Reuters/Ipsos Political Monitor February 2012

The February Reuters/Ipsos Political Monitor shows Labour regaining the lead as satisfaction with the Government, David Cameron and Nick Clegg falls sharply. However, Ed Miliband's satisfaction ratings fall negative among Labour supporters

Poll shows evaporation of EU veto bounce as Labour regain lead and Cameron and Government’s satisfaction ratings fall

Despite Labour lead, Miliband reaches negative ratings among own supporters

Voting intention: CON 35 (-3); LAB 41 (+3); LIB DEM 12 (n/c)

The latest Reuters/Ipsos Political Monitor shows that as Labour regain a lead in the polls, the public’s satisfaction with the Government, David Cameron and Nick Clegg have all fallen sharply in the last month, back to the levels of November 2011 and before the European ‘veto’.

After a difficult few weeks for the Coalition, the Conservatives have fallen six points behind Labour among all those certain to vote, with 35% saying they would vote for the Conservatives, 41% for Labour and 12% for the Liberal Democrats.  The previous two months showed the Conservatives and Labour neck-and-neck following David Cameron’s December veto in Europe, however, this bump seems to have disappeared as both parties return to the same level of support seen in November.

As support for the Conservatives has fallen, so has satisfaction with the Government, Prime Minister and Deputy Prime Minister, all returning to pre-veto levels:

  • Four in ten are satisfied with the way David Cameron is doing his job as Prime Minister, while half are dissatisfied (40% and 51% respectively).

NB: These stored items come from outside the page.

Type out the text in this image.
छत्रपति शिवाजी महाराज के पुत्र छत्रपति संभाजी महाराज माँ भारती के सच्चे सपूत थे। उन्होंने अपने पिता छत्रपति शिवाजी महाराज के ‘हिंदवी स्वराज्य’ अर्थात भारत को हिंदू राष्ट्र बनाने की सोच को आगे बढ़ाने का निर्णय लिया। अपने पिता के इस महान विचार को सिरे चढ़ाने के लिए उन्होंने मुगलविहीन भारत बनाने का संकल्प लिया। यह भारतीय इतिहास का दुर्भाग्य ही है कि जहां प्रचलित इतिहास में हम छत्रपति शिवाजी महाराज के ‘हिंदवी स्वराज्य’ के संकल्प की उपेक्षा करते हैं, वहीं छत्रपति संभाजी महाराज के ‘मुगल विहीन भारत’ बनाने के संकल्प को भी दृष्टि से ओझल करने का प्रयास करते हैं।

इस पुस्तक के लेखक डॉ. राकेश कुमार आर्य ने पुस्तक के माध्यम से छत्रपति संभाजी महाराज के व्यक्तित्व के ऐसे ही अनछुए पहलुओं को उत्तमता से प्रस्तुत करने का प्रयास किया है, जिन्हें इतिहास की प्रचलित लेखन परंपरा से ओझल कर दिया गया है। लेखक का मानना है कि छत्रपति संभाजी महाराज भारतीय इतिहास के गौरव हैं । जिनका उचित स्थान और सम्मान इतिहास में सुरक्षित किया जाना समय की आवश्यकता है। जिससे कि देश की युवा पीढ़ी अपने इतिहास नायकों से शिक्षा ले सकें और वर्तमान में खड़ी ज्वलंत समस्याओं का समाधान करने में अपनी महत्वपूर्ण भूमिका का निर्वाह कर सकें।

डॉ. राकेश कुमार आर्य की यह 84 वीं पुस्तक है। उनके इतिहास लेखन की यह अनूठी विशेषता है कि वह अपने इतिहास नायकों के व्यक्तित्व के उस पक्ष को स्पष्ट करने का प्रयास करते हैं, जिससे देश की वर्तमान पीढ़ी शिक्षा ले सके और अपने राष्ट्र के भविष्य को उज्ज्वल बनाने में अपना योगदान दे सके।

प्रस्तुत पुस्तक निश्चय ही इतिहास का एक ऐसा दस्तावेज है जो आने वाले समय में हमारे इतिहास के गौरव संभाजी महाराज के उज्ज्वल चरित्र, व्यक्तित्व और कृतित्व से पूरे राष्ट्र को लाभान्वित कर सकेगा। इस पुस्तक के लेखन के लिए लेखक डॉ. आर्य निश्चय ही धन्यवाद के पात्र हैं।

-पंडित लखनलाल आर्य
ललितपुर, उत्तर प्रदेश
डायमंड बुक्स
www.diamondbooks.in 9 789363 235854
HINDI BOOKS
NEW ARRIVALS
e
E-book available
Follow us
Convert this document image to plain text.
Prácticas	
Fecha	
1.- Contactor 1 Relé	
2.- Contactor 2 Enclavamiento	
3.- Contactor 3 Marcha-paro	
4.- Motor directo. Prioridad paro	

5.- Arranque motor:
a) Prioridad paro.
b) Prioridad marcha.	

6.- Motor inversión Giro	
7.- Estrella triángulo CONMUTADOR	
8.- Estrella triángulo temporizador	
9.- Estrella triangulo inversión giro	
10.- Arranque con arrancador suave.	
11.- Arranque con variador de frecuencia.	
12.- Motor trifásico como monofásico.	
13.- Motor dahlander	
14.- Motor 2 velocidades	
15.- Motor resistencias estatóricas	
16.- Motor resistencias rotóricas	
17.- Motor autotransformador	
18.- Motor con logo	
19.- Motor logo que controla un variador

His net satisfaction rating of -11 is down 10 points from January.
  • Net satisfaction with the government is down 21 points to -34 (30% satisfied and 64% dissatisfied), it was -32 in November (30% satisfied and 62% dissatisfied).
  • Net satisfaction with Nick Clegg has fallen by nine points since January to -32 (28% satisfied, 60% dissatisfied – it was 29%-59% in November)

Although Labour has regained its lead, Ed Miliband’s ratings remain largely unchanged from his worst ever ratings last month. Three in ten (30%) are satisfied with his performance as Leader of the Labour Party and 55% are dissatisfied. However, for the first time in his leadership more Labour supporters are dissatisfied than are satisfied with their leader (48% dissatisfied, 44% satisfied). This is the continuation of a trend we have seen developing ever since his election, of growing numbers of Labour supporters becoming dissatisfied with their leader. David Cameron also experienced negative ratings among Conservatives as Leader of the Opposition, although just for one month before he turned it around. Iain Duncan Smith and William Hague however, went through prolonged periods with negative satisfaction ratings among their own supporters.

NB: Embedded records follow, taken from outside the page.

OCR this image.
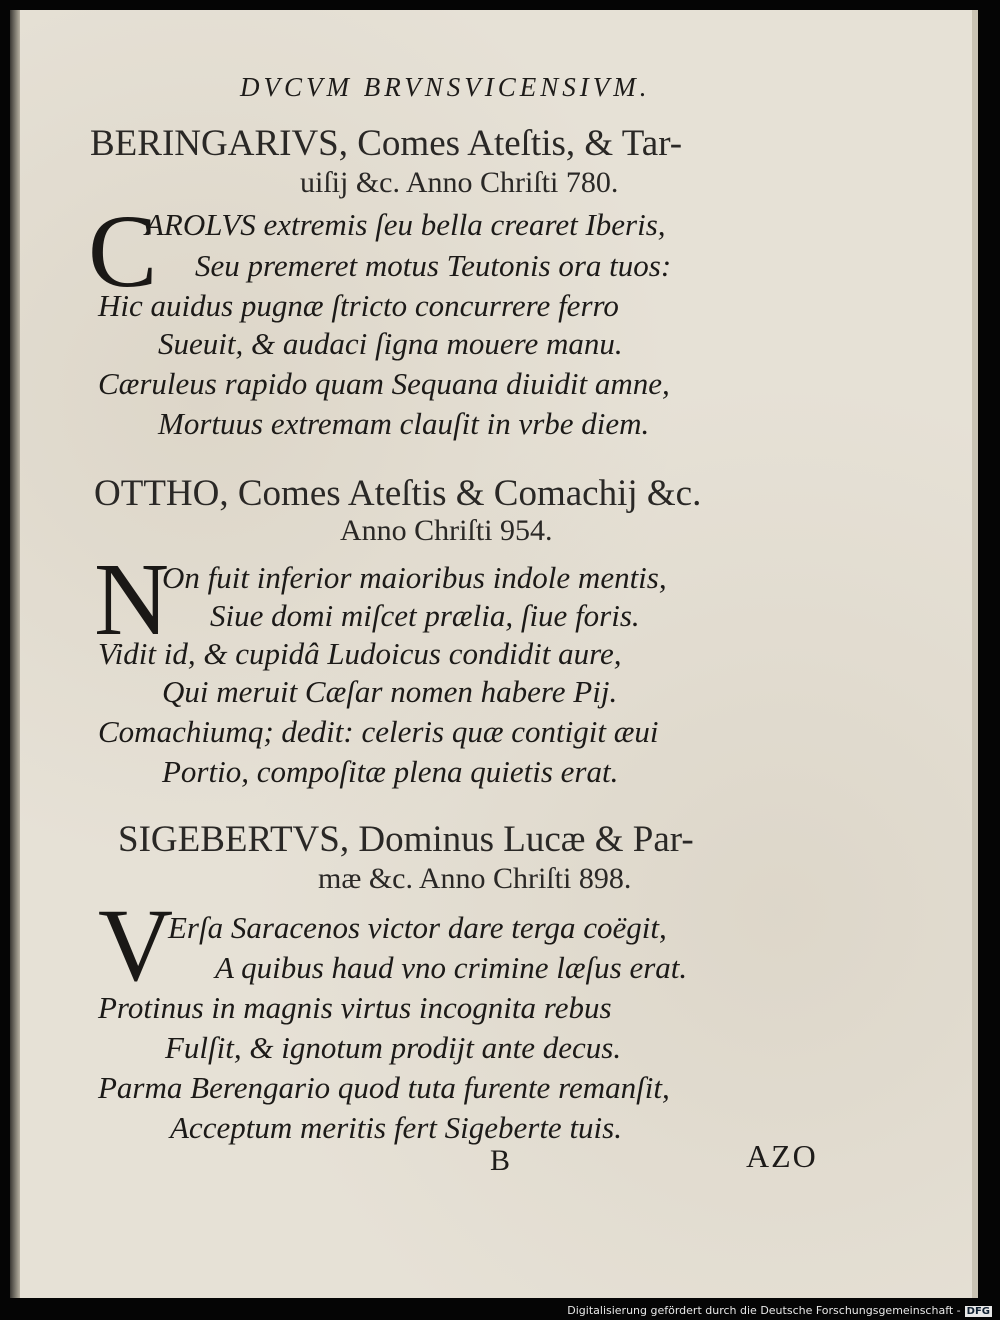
DVCVM BRVNSVICENSIVM.
BERINGARIVS, Comes Ateſtis, & Tar-
uiſij &c. Anno Chriſti 780.
C
AROLVS extremis ſeu bella crearet Iberis,
Seu premeret motus Teutonis ora tuos:
Hic auidus pugnæ ſtricto concurrere ferro
Sueuit, & audaci ſigna mouere manu.
Cæruleus rapido quam Sequana diuidit amne,
Mortuus extremam clauſit in vrbe diem.
OTTHO, Comes Ateſtis & Comachij &c.
Anno Chriſti 954.
N
On fuit inferior maioribus indole mentis,
Siue domi miſcet prælia, ſiue foris.
Vidit id, & cupidâ Ludoicus condidit aure,
Qui meruit Cæſar nomen habere Pij.
Comachiumq; dedit: celeris quæ contigit æui
Portio, compoſitæ plena quietis erat.
SIGEBERTVS, Dominus Lucæ & Par-
mæ &c. Anno Chriſti 898.
V
Erſa Saracenos victor dare terga coëgit,
A quibus haud vno crimine læſus erat.
Protinus in magnis virtus incognita rebus
Fulſit, & ignotum prodijt ante decus.
Parma Berengario quod tuta furente remanſit,
Acceptum meritis fert Sigeberte tuis.
B	AZO
Digitalisierung gefördert durch die Deutsche Forschungsgemeinschaft - DFG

Economic optimism is now at its highest level since May 2011. A quarter (24%) think the state of the economy will improve in the next 12 months, although still 46% think it will get worse, and 28% think it will stay the same. This gives an Economic Optimism Index of -22 (“improve” minus “get worse”).

Gideon Skinner, Head of Political Research at Ipsos said

It has been a difficult week for the government with the continuing debate over their reforms to the NHS and welfare system, reflected in their drop in support and the government’s lowest satisfaction ratings since July when the phone hacking scandal first broke. But during this economic gloom the public don’t seem particularly enthusiastic about any of the parties - although Labour have regained their lead, Ed Miliband’s ratings are yet to pick up.

Ipsos interviewed a representative sample of 1,002 adults aged 18+ across Great Britain. Interviews were conducted by telephone 25-27 February 2012.  Data are weighted to match the profile of the population.